West Virginia University microbiologists have identified an antibody that can kill one of the most drug-resistant bacteria. Now, they want to determine whether it can be combined with other antibiotics to produce a potent treatment against infection.
The project focuses on the bacterium Pseudomonas aeruginosa, which causes a wide range of diseases including sepsis and pneumonia as well as other acute and chronic infections to the skin, eyes and lungs.
“This pathogen is becoming extremely highly resistant to antibiotics. There are even strains of P. aeruginosa that are resistant to all antibiotics available right now,” said Mariette Barbier, associate professor and chair of the Department of Microbiology, Immunology and Cell Biology in the WVU School of Medicine. “These problems make the treatment of P. aeruginosa infections particularly challenging.”
Infections usually occur in health care settings and spread from contact with contaminated surfaces or medical equipment and from person to person. People who are immunocompromised and those who had a recent surgery are most susceptible. People with the genetic disease cystic fibrosis also experience reoccurring P. aeruginosa infections.
While working to develop a vaccine to prevent the infection, Barbier and her team took a different direction by exploring whether immune system antibodies could be used in drug development.
“Our immune system makes really good antibodies that will clear the pathogen,” she said. “We want to know if we can use the immune system to our advantage. Instead of vaccinating people, we wonder if there is a way we can harvest those antibodies and use those as drugs for the treatment of infections.”
Normally, human antibodies stick to bacteria and trigger signals to the immune system telling it to get to work to clear the invasion. However, Barbier and researchers discovered an antibody produced by mice with the unique property of acting on its own.
“It actually kills the bacteria itself,” Barbier said. “If you just take the antibody and the bacteria and put them in a test tube, the bacteria die. That’s not something we knew antibodies could do and that has really opened our eyes in terms of the potential of antibodies as therapeutics.”
Researchers immunized mice with P. aeruginosa to teach their immune system to recognize the pathogen and make antibodies. They then isolated B cells, the ones that make the antibodies, and then developed methods to produce the antibodies to test them as drugs.
The antibody derived from the immortalized B cells that showed success among the hundreds tested is called WVDC-0496, short for West Virginia Vaccine Development Center.
Expanding on that research, Barbier and her team will assess WVDC-0496 to determine how it destroys bacteria and whether it will work as a therapeutic. The five-year study is supported by a $3.5 million grant from the National Institute of Allergy and Infectious Diseases.
Working with Barbier on the project are Heath Damron, associate professor in the Department of Microbiology, Immunology and Cell Biology in the WVU School of Medicine and director of the Vaccine Development Center; Emel Sen Kilic, a former WVU research assistant professor; and Spencer Dublin, a second-year doctoral student in the biomedical sciences program and a former laboratory technician and undergraduate researcher in Barbier’s lab. Additional students will be recruited to work with the study.
The project evolved from several discoveries made by the researchers over the past 15 years. As a doctoral student, Damron found ways to grow P. aeruginosa in stress conditions that caused it to mimic how it grows in the lungs of people with cystic fibrosis. Later, he and Barbier studied this growth condition. In the past three years, Dr. Jason Kang, a School of Medicine alumnus, continued the work of Damron and Barbier and isolated the antibodies with the novel function of being able to directly kill bacteria.
“We know that if this antibody is administered to mice, it can prevent them from dying of sepsis or pneumonia,” Barbier said. “What we don’t know is whether it could be used in combination with antibiotics or whether it would work against those strains that are extremely resistant to antibiotics.”
Dublin, a first-generation college student from Fairmont, will assist in the project to determine how the antibody functions and has already been testing how it interacts with different antibiotics.

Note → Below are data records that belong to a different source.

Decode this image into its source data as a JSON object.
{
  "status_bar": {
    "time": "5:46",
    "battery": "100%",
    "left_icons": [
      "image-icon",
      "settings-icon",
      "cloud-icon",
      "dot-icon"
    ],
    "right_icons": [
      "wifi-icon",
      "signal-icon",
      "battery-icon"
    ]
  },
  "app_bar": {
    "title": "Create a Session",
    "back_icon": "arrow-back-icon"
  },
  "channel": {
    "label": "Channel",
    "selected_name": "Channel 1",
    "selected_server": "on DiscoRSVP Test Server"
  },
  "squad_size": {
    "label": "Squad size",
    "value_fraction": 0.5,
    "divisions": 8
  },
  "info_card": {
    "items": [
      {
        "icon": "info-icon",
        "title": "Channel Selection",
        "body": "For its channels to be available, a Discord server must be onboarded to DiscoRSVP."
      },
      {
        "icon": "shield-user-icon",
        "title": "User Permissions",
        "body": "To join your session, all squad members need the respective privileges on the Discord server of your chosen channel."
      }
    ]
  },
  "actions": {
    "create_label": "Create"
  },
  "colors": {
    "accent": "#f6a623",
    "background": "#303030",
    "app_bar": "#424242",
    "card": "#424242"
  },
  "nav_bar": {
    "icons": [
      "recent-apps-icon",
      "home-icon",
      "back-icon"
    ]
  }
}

“We actually have observed synergy between our antibody and select antibiotics that increase their function at even lower concentrations,” said Dublin, who will also serve as a mentor to other students who join the lab.
Barbier will partner with researchers from the University of Texas to determine whether the antibody can destroy P. aeruginosa in biofilms — a grouping of bacteria encased in molecules that act as a barrier against immune system antibodies.
“For example, P. aeruginosa causes biofilms in catheters and that’s a reason why some people develop bloodstream infections,” Barbier said. “Once biofilms form, they are very difficult to treat. We want to know if our antibodies can tackle this particularly challenging problem.”
In addition to understanding how WVDC-0496 works to kill bacteria, Barbier said she hopes the study will provide insight into the production of additional antibodies with similar functions against other multidrug-resistant organisms.
Editor’s note: The use of animals in this project was evaluated by the WVU Institutional Animal Care and Use Ethics Committee. WVU is voluntarily accredited by AAALAC, a national peer organization that establishes a global benchmark for animal well-being in science.